Runtuhnya Etika Hukum Dan Etika Berbangsa Lembaga Negara
Antara KPK dan Polri sebagai institusi penegak hukum sebenarnya merupakan
lembaga yang dibentuk dengan tujuan yang baik yaitu sama-sama menegakkan hukum
di negara ini, jadi sudah jelas-jelas tidak ada masalah pada kedua lembaga ini.
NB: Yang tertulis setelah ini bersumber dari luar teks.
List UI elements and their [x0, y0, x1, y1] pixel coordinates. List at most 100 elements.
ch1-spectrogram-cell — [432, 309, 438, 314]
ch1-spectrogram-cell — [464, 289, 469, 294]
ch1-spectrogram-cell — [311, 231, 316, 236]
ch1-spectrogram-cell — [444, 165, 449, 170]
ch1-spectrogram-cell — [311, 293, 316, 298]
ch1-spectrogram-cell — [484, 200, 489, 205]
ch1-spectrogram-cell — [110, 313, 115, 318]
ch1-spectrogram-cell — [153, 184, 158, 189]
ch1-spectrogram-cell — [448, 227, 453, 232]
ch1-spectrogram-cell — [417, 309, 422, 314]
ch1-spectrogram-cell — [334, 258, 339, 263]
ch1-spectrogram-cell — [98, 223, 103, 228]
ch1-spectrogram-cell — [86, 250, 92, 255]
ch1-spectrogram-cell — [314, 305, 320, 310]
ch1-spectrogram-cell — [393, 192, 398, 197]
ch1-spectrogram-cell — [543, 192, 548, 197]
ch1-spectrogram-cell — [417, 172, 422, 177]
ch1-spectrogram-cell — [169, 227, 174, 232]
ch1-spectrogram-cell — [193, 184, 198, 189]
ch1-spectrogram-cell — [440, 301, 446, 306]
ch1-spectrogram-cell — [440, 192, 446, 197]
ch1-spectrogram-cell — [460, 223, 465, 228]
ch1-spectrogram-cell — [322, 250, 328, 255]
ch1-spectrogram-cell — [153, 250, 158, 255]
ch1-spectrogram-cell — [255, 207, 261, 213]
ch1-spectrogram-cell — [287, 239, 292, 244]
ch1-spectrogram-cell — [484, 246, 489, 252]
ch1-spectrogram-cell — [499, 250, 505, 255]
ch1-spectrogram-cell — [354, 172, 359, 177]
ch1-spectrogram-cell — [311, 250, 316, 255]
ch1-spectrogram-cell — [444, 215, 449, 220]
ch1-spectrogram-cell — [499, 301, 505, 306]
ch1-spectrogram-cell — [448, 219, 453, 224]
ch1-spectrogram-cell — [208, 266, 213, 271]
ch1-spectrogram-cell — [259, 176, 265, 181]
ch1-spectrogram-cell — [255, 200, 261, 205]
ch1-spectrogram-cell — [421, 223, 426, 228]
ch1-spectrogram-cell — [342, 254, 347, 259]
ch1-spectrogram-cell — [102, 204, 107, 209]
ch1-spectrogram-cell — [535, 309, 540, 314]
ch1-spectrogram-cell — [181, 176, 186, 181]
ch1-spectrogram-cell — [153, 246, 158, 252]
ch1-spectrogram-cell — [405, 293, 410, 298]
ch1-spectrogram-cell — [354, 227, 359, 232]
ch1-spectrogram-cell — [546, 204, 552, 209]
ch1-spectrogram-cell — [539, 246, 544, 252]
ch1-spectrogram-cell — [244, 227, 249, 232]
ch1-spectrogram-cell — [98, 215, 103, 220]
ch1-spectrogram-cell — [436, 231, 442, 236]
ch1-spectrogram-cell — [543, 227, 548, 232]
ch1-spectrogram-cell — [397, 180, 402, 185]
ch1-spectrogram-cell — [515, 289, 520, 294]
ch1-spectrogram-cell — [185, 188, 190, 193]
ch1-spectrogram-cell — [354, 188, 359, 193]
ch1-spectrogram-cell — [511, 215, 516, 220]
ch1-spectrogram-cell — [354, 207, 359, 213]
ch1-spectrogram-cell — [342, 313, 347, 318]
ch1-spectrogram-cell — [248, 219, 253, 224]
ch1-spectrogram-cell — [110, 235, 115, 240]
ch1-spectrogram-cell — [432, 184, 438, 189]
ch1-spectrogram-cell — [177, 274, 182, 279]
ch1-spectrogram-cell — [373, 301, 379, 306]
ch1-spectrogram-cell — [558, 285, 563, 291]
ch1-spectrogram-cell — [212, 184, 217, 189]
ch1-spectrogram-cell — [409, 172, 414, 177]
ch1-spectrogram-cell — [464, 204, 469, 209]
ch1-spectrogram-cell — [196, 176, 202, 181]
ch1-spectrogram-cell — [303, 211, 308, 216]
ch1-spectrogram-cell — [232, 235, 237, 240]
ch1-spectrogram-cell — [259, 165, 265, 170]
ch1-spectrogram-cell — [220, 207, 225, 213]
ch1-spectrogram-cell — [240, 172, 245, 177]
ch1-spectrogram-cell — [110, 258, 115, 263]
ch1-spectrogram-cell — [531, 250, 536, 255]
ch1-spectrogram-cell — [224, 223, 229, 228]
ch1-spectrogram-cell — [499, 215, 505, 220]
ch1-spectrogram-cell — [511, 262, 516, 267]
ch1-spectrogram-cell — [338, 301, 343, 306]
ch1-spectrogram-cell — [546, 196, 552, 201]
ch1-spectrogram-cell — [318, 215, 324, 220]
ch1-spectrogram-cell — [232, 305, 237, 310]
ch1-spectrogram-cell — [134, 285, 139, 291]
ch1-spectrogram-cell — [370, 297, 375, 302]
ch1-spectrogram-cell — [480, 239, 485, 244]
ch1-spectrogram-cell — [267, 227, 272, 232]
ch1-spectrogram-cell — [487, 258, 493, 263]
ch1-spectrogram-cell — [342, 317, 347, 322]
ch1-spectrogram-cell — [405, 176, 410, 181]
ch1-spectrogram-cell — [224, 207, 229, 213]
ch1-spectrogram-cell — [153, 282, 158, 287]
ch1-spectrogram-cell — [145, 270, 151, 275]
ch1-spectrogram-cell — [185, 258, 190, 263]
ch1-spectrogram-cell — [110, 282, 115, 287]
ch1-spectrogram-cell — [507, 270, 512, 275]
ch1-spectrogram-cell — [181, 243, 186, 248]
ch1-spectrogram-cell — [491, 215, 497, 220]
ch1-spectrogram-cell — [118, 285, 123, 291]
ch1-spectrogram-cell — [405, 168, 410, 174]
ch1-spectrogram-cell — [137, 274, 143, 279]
Yang menjadi masalah adalah adanya beberapa gelintir orang saja dalam lembaga
ini yang menyebabkan kedua lembaga ini melupakan etika hukum dan etika
berbangsa dengan jalan saling menghukum diantara keduanya dan terkesan ada
unsur politisasi di dalamnya. Sebenarnya
Kebersamaan KPK dan Polri sangat
dibutuhkan oleh bangsa ini Rakyat yang membiayai kedua lembaga ini tidak butuh
tontonan pertikaian cobalah sama-sama untuk berpikir secara sederhana saja,
siapa yang dirugikan akibat kasus ini dan siapa yang diuntungkan. Tentu ini
akan menjadi sejarah negeri ini jika sampai terjadi layaknya kasus di masa
lampau.
Runtuhnya Etika Hukum
wacana gerakan antikorupsi terus digalakkan, praktik korupsi terus
merajalela, bahkan melibatkan lingkaran kekuasaan elite penegak hukum sehebat
hakim mahkamah konstitusi. Hukum tidak berjalan semestinya karena kalangan
penegak hukum yang diharapkan berperan memberantas korupsi justru terlibat di
dalamnya. Hal ini menunjukkan aparatur negara mengabaikan etika. Etika penegak
hukum dan keadilan menempatkan para penegak hukum ini sebagai abdi masyarakat,
tetapi yang terjadi justru mereka berperan sebagai perusak kepercayaan
masyarakat terhadap lembaganya yang dianggap sebagai lembaga yang paling dapat dipercaya. Tapi
yang terjadi kedua lembaga justru memiliki anggota-anggota didalamnya yang
saling mempolitisasi hukum sehingga kedua lembaga ini terlihat saling serang.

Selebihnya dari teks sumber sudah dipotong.